A further approximation of \(V\) is possible if each cross sectional area is estimated with a uniform random grid of points:

$$ \begin{align} \hat{V} &= T \cdot \sum_{i=1}^{n} A_{i} \\ &= T \cdot \frac{a}{p} \cdot \sum_{i=1}^{n} \mathbf{E}P_{i}, \end{align} \tag{29} $$

so that

$$\hat{V_{2}} = T \cdot \frac{a}{p} \cdot \sum_{i=1}^{n} P_{i}. \tag{30} $$

Figure 9: Volume estimation using the Cavalieri method.

This method of volume estimation is called the Cavalieri method. The method is named after the Italian mathematician Bonaventura Cavalieri (1598-1647), a pupil of Galileo. To apply the Cavalieri method without incurring bias, sections have to be truly planar or infinitely thin. If the distance, \(T\), between parallel sections varies, then \(T\) may be replaced with its mean value. There are many examples where the Cavalieri method has been used to estimate volume. Michel and Cruz-Orive (1988) estimated lung volume. Roberts et al. (1993) and (1994) used MRI to estimate, respectively, human body composition and fetal volume.

References

MICHEL, R. P. and CRUZ-ORIVE, L. M. Application of the Cavalieri principle and vertical sections method to lung: estimation of volume and pleural surface area. J. Microsc., 150, 117-136 (1988).

ROBERTS, N., CRUZ-ORIVE, L. M., REID, M., BRODIE, D., BOURNE, M. and EDWARDS, R. H. T. Unbiased estimation of human body composition by the Cavalieri method using magnetic resonance imaging. J. Microsc., 171, 239-253 (1993).

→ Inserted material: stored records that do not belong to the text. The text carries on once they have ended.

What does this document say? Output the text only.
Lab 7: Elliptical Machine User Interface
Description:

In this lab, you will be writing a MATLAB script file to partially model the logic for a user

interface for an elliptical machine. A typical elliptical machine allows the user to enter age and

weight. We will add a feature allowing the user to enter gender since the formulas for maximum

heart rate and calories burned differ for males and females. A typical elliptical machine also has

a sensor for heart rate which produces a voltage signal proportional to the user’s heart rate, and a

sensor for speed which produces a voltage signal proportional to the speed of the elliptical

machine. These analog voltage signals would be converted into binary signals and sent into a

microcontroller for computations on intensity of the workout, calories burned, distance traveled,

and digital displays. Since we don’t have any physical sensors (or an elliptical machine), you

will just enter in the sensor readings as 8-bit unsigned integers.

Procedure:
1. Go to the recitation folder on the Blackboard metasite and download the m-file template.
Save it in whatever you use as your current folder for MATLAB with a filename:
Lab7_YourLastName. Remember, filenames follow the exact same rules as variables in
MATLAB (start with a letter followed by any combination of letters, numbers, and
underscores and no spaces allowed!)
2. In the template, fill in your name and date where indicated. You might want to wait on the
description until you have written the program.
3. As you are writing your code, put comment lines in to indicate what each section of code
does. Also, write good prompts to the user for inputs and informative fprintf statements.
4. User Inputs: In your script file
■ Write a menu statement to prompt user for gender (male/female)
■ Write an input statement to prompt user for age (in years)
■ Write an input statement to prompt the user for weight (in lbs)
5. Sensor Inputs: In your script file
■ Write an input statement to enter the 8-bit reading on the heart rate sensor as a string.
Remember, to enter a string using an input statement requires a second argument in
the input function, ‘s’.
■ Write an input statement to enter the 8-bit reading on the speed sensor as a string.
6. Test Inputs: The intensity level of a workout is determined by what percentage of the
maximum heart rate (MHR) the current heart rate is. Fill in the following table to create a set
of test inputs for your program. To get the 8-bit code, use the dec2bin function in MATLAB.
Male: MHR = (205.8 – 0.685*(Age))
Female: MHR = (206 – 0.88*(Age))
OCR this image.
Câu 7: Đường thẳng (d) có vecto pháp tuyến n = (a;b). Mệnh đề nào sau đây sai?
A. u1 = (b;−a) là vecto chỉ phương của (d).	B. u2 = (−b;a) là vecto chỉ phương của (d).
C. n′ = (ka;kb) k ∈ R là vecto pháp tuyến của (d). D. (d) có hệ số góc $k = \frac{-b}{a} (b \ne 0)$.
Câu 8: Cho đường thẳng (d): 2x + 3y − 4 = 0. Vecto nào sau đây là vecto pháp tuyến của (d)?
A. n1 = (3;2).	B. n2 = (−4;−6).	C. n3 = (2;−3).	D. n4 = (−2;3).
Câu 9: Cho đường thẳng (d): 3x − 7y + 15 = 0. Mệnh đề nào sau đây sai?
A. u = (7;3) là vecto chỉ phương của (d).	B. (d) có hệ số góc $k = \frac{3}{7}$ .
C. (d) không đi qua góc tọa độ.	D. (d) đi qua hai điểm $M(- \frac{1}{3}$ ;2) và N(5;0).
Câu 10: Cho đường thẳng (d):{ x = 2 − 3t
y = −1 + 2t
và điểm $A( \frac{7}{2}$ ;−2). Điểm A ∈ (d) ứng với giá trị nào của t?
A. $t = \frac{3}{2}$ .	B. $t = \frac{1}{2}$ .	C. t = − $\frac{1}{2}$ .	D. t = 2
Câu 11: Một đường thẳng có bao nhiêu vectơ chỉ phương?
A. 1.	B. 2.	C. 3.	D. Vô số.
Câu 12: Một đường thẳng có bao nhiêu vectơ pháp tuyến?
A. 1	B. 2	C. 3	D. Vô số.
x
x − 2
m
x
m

ROBERTS, N., GARDEN, A. S., CRUZ-ORIVE, L. M., WHITEHOUSE, G. H. and EDWARDS, R. H. T. Estimation of fetal volume by MRI and stereology. The British Journal of Radiology, 67, 1067-1077 (1994).

WEIBEL, E. R. Stereological Methods. Vol. 1: Practical Methods for Biological Morphometry. London - New York - Toronto: Academic Press (1979).